Dem aus Brünn stammenden Emil Pirchan wurde die Kunst gleichsam in die Wiege gelegt. Sein Vater Emil Pirchan der Ältere, letzter Schüler des historistischen Malers Carl Rahl, war in der Hauptstadt Mährens ein gefragter Porträtist des Adels und des Großbürgertums. Nach seinem Architekturstudium bei Otto Wagner in Wien und einem kurzen Intermezzo in seiner Heimatstadt zog Emil Pirchan 1908 nach München, wo er ein „Atelier für Graphik, Bühnenkunst, Hausbau, Raumkunst und Kunstgewerbe“ eröffnete.

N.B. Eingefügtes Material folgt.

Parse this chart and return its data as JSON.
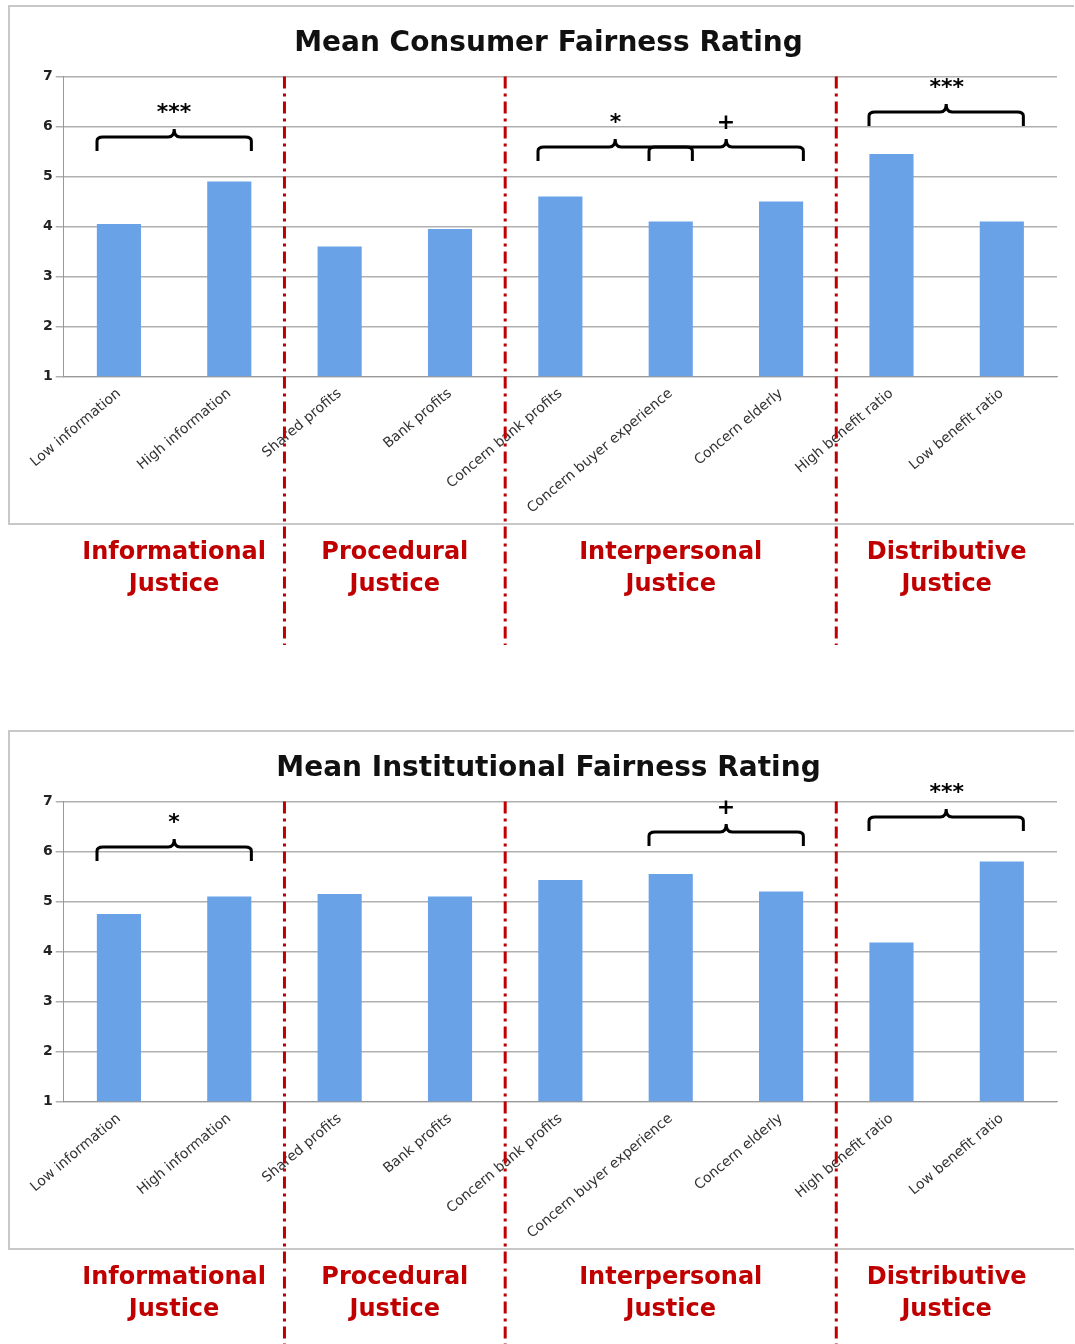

Emil Pirchan: Plakat, 1915. Bild: Leopold Museum, Wien/Manfred Thumberger. © Nachlass Emil Pirchan, Sammlung Steffan/Pabst, Zürich

Emil Pirchan: Gustav Klimt – Ein Künstler aus Wien, Wien – Leipzig 1942. © Nachlass Emil Pirchan, Sammlung Steffan/Pabst, Zürich

Emil Pirchan: Plakat, 1913. Bild: KHM-Museumsverband, Theatermuseum, Wien. © Nachlass Emil Pirchan, Sammlung Steffan/Pabst, Zürich
Seine Architekturentwürfe waren auf der Höhe der Zeit, doch sie blieben bis auf jene für das 1912 fertiggestellte Haus seines Kollegen Viktor Oppenheimer unausgeführt. Dass der Erfolg im Metier Architektur ausblieb, beeinträchtigte den Schaffensdrang Pirchans keineswegs, konnte sich der flexible Tausendsassa doch bald als Gebrauchsgrafiker etablieren. Nichtsdestotrotz entstanden auch in der Zwischenkriegszeit architektonische Projekte – etwa um 1925 für zwei „Solomite Häuser“ – benannt nach Platten aus gepresstem Stroh, einem damals neuen Baustoff – oder um 1930 für ein maschinell wirkendes Theatergebäude für Südamerika, das in seiner Gestaltung an die futuristischen Filmkulissen aus dem Stummfilm „Metropolis“ von Fritz Lang erinnert.
Im Sinne des Wiener Jugendstils vertrat Emil Pirchan eine gesamtkünstlerische Auffassung von Architektur. Dies bedeutete, dass er sich über die baulichen Angelegenheiten hinaus für sämtliche Details der Innenausstattung zuständig fühlte. Als Designer widmete er sich dem Gesamteindruck ebenso wie dem kleinsten Detail. Seine Entwürfe für Schmuck, Spielzeug, Stoffe, Vasen, bis hin zu Blumenbehältern, Notenpulten, einem „Aquarium für Mondfische“ oder einem „Hut-Spiegel-Ständer“ zeugen von unbändigem Einfallsreichtum und einer eigenen Formensprache. Helle Möbel vor buntem Hintergrund, vom Kinderzimmer bis zur Diele, teils mit folkloristischen Elementen versehen, sorgen für Klarheit und Abwechslung gleichermaßen.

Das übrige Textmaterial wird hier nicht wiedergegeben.